Click on the icon at right to view the Fall 2017 Sanctuary newsletter, Pathways
Entrance to the Weyanoke Bird and Wildlife Sanctuary
Discovery of this Purple Gallinule led to the creation of the sanctuary
The Weyanoke Sanctuary was established in 1979 when the Norfolk and Western Railroad (now Norfolk Southern Corp.) gave the land to the Cape Henry Audubon Society. The Nature Conservancy was instrumental in making this transfer of land. Those most active in arranging this transfer were Joan and Wickham Taylor, Gisela Grimm, Becky White, Dicky and Nancy Barron, George and Evelyn Sargeant, and Lee and Eunice Payne.
The idea of making this wilderness into a wildlife sanctuary came about when the Taylors (active Audubon members) found a Purple Gallinule (a tropical bird and rare visitor to this area) feeding in the small creek that bordered their property and the land that is now the Weyanoke Sanctuary. It just so happened that the Taylors knew the president of the RR. They got on their bikes and rode over to the railroad yard to meet with the CEO who found the idea interesting and was able to persuade the RR to give the land to CHAS!
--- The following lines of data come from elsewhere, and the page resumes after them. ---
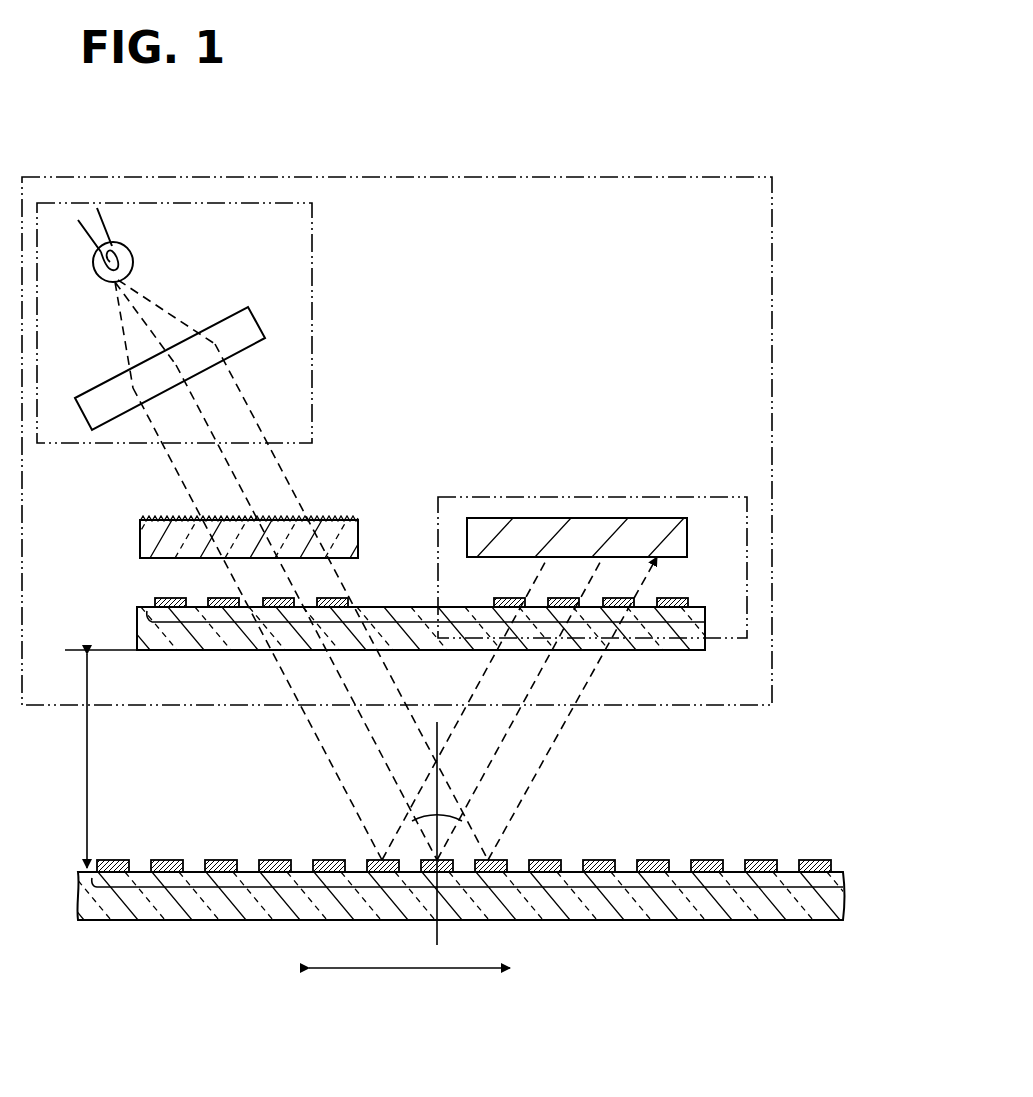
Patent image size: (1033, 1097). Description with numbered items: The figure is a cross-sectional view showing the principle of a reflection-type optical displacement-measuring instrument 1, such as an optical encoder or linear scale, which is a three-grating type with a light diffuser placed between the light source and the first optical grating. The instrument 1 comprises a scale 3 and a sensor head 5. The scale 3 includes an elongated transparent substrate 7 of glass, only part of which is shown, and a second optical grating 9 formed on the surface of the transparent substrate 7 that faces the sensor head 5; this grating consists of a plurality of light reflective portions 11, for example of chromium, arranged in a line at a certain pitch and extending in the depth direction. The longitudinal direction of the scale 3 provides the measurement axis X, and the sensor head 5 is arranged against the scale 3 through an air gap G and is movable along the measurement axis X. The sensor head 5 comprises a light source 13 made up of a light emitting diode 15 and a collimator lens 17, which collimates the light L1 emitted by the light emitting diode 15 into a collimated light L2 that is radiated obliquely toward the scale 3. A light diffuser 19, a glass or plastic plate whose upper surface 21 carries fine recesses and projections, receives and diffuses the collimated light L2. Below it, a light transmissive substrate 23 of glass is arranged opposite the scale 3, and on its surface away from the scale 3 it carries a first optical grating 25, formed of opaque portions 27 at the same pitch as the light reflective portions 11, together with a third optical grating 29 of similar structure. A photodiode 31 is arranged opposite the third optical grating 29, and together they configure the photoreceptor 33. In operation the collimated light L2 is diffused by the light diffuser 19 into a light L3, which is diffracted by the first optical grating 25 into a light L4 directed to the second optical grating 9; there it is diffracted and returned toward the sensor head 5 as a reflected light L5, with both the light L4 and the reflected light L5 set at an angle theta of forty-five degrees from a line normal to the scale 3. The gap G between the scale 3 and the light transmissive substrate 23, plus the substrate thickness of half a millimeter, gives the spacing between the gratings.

The optical displacement-measuring instrument 1 is at (825, 87).
The scale 3 is at (842, 838).
The sensor head 5 is at (773, 342).
The transparent substrate 7 is at (845, 903).
The second optical grating 9 is at (550, 893).
The light reflective portions 11 is at (705, 860).
The light source 13 is at (312, 300).
The light emitting diode 15 is at (133, 253).
The collimator lens 17 is at (243, 355).
The light diffuser 19 is at (140, 538).
The upper surface 21 is at (355, 520).
The light transmissive substrate 23 is at (160, 650).
The first optical grating 25 is at (230, 624).
The opaque portions 27 is at (155, 598).
The third optical grating 29 is at (587, 625).
The photodiode 31 is at (687, 530).
The photoreceptor 33 is at (589, 497).
The light L1 is at (175, 308).
The collimated light L2 is at (292, 488).
The light L3 is at (346, 590).
The light L4 is at (325, 750).
The reflected light L5 is at (553, 745).
The angle theta is at (456, 814).
The gap G is at (87, 758).
The measurement axis X is at (397, 972).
The area was a hangout for derelicts and a playground for neighborhood children - a good place to get away from home, to play cops and robbers, to smoke cigarettes, and to do whatever youngsters like to do! It was covered with masses of ivy, honeysuckle, greenbrier and every sort of tree and shrub. It was a massive job to make it into the sanctuary it is today, with a woodland garden, a meadow and paths leading through the woods, home now to many birds and a stopover for migrating birds, particularly warblers and thrushes in the spring. It is a little bit of wilderness in the middle of a busy city. School groups and scout troups visit frequently and help with planting, weeding and general maintenance while enjoying the beauties of nature.
The mission of the Weyanoke Bird and Wildflower Sanctuary is to protect the forest, meadows, marshlands and creek and to preserve the native plants within its boundaries -- thereby creating an environment where wildlife will flourish and people can experience and be nourished by the natural world. Our stewardship is conducted in cooperation with the Nature Conservancy, the Cape Henry Audubon Society, the local Master Gardeners, other organizations and community volunteers.
The Sanctuary covers about eight acres of land in the western edge of the West Ghent neighborhood. It is managed by a committee made up of CHAS members and volunteers from the Norfolk Master Gardeners.